Accade spesso, peraltro, che in fase di colloquio ci venga richiesto se intendiamo sposarci e avere figli e che questo rappresenti un discrimine, niente affatto celato. Nonostante la nostra sigla sindacale abbia più volte denunciato questo “malcostume” esso sembra sia piuttosto lontano dal non verificarsi più.
Dobbiamo inoltre essere esteticamente accettabili per vendere i prodotti più disparati ,vestiario, accessori, alimentari, elettronica di consumo, per far fronte alle esigenze di una società votata sempre di più all'apparenza. Ergo, se non sei carina non lavori. Sono frequenti i casi di donne discriminate sul posto di lavoro o non assunte perché non rispondenti a determinati canoni estetici.
Il salario della donna, infine, è tuttora più basso rispetto a quello maschile in tutta Europa. E l'Italia non è esente da questa discriminazione: il divario retributivo fra i sessi è di circa il 10 %.
Un breve inciso su una realtà molto diversa dalla nostra, culturalmente e geograficamente. In Rojava in poche generazioni, si è realizzata una rivoluzione politica e culturale forse unica nel suo genere. In questa regione del Kurdistan siriano si sono infrante le regole di una società di stampo fortemente patriarcale, in cui la donna era considerata decisamente inferiore e complementare alle esigenze maschili.
Se queste donne, velate e sottomesse fino a pochi decenni fa, si sono poste alla pari con i maschi, anche e soprattutto le donne occidentali possono compiere questo passo. Con l’autodeterminazione. Con la consapevolezza quindi che rappresentano una massa in grado di cambiare, di rivoluzionare lo stato attuale delle cose.
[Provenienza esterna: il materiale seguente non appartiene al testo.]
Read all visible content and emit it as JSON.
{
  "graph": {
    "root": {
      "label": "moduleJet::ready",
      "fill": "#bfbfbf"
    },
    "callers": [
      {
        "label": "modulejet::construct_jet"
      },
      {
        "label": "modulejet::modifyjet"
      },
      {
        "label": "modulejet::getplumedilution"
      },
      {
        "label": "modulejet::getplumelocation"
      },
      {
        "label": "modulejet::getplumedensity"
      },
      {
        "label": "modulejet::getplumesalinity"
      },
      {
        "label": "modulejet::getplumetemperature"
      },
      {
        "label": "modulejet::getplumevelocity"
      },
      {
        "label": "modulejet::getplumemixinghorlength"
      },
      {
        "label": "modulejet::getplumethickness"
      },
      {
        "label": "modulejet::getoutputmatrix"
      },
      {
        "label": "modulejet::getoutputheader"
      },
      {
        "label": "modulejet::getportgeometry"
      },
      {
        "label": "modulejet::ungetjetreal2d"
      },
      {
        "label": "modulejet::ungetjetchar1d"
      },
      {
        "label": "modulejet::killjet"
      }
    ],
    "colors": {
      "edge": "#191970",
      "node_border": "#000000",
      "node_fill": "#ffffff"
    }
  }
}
Le lavoratrici, le madri, le migranti, insieme, unite, possono marciare e riprendersi tutti i loro diritti: il diritto a non essere discriminate, il diritto a non essere picchiate, il diritto a non essere molestate, il diritto a non essere violentate, il diritto di fare figli oppure di non farli, il diritto di stare da sole o di avere accanto un uomo che le rispetti e che non le consideri un oggetto.
Per questi motivi, l'8 marzo scioperiamo. Saremo in piazza del Plebiscito alle ore 15,30 insieme al Movimento Non Una di Meno per manifesteremo contro lo sfruttamento del lavoro delle donne, contro la violenza maschile.